NetworkManager-wait-online.service often appears at the top. This service waits until the network is "online" before considering itself started. If you have network interfaces that take time to connect (or never will, like unplugged ethernet), this creates significant delays. For desktop systems or servers where network connectivity isn't critical for boot, you can disable it:

Code:
sudo systemctl disable NetworkManager-wait-online.service

Similarly, systemd-networkd-wait-online.service does the same thing for systemd-networkd users.

plymouth-quit-wait.service waits for the boot splash screen to finish. On systems without plymouth or where you don't need the splash screen, this is wasted time.

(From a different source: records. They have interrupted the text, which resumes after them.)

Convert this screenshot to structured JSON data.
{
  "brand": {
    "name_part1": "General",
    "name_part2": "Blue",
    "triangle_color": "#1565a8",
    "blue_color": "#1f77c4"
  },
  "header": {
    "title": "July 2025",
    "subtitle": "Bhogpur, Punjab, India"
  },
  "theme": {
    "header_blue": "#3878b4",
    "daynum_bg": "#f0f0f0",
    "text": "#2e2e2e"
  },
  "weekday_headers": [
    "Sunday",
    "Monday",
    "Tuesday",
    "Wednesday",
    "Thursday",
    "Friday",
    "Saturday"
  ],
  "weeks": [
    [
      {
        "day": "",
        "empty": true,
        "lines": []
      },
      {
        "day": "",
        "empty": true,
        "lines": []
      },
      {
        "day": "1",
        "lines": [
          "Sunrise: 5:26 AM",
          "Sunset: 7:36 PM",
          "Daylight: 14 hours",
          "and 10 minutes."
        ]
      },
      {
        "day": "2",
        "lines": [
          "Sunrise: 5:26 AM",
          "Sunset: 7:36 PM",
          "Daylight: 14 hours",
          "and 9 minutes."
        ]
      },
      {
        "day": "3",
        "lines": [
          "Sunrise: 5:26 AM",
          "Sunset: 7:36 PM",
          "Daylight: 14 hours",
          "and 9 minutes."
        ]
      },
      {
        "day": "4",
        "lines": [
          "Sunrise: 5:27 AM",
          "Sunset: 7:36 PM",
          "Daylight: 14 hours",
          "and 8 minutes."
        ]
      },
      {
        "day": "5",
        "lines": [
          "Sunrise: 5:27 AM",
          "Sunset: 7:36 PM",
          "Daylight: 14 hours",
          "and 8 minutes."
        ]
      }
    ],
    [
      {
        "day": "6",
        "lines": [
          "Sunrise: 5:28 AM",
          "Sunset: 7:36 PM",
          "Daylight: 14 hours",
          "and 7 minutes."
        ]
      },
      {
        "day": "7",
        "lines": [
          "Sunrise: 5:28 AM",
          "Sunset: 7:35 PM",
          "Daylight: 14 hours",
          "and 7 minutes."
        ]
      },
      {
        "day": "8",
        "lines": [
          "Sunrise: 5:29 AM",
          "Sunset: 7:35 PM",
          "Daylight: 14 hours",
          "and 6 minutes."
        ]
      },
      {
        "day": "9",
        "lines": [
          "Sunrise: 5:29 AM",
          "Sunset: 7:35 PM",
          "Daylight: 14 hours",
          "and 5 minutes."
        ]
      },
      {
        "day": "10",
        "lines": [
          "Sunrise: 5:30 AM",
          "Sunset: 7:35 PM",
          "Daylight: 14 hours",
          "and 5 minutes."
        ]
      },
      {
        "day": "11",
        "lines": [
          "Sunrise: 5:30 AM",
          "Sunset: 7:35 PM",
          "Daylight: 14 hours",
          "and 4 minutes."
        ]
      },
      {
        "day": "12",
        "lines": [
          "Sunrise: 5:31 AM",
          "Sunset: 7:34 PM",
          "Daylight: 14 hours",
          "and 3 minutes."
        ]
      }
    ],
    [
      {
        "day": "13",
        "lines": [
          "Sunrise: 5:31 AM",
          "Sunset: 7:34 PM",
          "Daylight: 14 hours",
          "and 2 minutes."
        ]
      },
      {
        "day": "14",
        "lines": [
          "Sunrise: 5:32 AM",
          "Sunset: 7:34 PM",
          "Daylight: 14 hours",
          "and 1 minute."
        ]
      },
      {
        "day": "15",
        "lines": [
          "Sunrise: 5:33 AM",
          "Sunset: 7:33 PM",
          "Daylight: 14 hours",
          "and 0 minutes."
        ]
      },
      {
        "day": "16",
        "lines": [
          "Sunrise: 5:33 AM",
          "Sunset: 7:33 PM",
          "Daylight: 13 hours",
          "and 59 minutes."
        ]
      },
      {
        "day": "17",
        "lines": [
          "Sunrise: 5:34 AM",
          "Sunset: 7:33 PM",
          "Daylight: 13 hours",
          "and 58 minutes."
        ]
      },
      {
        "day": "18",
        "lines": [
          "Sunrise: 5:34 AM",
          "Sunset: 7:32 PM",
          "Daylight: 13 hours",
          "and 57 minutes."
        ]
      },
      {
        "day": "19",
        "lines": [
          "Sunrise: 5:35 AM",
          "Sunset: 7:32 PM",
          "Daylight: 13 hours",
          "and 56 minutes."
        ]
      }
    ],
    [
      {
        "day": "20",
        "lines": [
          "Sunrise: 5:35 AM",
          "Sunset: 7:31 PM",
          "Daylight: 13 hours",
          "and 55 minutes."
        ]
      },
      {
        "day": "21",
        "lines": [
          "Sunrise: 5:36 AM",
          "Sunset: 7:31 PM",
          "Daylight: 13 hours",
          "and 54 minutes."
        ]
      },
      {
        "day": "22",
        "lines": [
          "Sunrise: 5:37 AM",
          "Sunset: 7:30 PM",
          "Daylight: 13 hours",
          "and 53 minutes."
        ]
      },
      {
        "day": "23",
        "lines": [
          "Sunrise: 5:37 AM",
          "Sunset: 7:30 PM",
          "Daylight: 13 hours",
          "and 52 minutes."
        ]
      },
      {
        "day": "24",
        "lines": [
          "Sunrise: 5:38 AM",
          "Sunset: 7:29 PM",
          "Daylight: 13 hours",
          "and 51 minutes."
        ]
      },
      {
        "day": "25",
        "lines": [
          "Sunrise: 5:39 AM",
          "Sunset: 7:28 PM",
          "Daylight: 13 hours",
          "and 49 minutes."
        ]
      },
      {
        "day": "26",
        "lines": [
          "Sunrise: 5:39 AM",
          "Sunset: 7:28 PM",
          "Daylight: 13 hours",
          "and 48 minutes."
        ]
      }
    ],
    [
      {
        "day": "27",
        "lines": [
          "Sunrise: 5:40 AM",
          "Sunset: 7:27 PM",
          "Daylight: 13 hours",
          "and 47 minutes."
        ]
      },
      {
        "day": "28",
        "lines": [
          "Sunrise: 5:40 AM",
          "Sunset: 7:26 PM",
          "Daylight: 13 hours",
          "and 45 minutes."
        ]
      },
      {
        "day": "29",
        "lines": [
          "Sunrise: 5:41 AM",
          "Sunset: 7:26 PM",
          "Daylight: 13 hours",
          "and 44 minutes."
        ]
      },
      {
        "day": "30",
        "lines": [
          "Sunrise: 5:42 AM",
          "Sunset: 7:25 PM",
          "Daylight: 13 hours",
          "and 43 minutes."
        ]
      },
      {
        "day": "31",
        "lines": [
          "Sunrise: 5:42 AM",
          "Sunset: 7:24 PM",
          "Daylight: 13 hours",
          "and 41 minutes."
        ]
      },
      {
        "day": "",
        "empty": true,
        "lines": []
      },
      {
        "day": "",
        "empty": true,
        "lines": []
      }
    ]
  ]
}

Database services like mariadb.service, postgresql.service, or mongodb.service can take several seconds to initialize, especially on systems with lots of data or slower storage. If these services aren't needed immediately at boot, consider disabling them and starting them manually when needed, or setting them to start after the system is already usable.

When investigating slow boot times, remember that correlation isn't causation. A service showing 8 seconds in the blame output might have started late in the boot process and run in parallel with other services. The critical-chain command is better for understanding actual blocking delays.

For ongoing monitoring, you can compare boot times over time:

Code:
systemd-analyze time

Run this periodically and track the numbers. Sudden increases can indicate new problems like failing hardware, misconfigured services, or recent software updates.

If you're optimizing a server, consider which services actually need to start at boot. Many services can be started on-demand using systemd socket activation, or disabled entirely if they're only needed occasionally. Check what's enabled:

Code:
systemctl list-unit-files --state=enabled

For any service you're not sure about, check its purpose:

Code:
systemctl status service-name.service

The real power of systemd-analyze isn't just identifying slow services, but understanding why they're slow and whether they need to run at boot at all. A 10-second service that runs in parallel might have zero impact on boot time, while a 2-second service that blocks everything else can double your boot time.

On systems with particularly complex boot sequences, combining these tools gives you the complete picture. Start with blame to identify candidates, use critical-chain to understand dependencies, and create a plot to visualize everything. From there, you can make informed decisions about what to optimize, disable, or reconfigure.

One final tip: after making changes to service configurations, always reboot and run systemd-analyze again to verify your changes had the expected impact. Sometimes disabling one service reveals another bottleneck that was previously hidden by parallel execution.
 


Is there a non-systemd alternative for this?
The only thing that might be able to do that is this but that hasn't been updated in years.
However if you are using systemV probably not since the boot process there consists of a bunch of standalone init scripts that are run one after the other and some other stuff, while the the systemd boot process is more unified as whole.
 
This is one of the first commands I learned when I started to learn about systemd. The efficacy was one of the reasons I started to verify the complaints folks were going on about at the time. When I reviewed all of the information I needed, I decided that I'd not mind using systemd.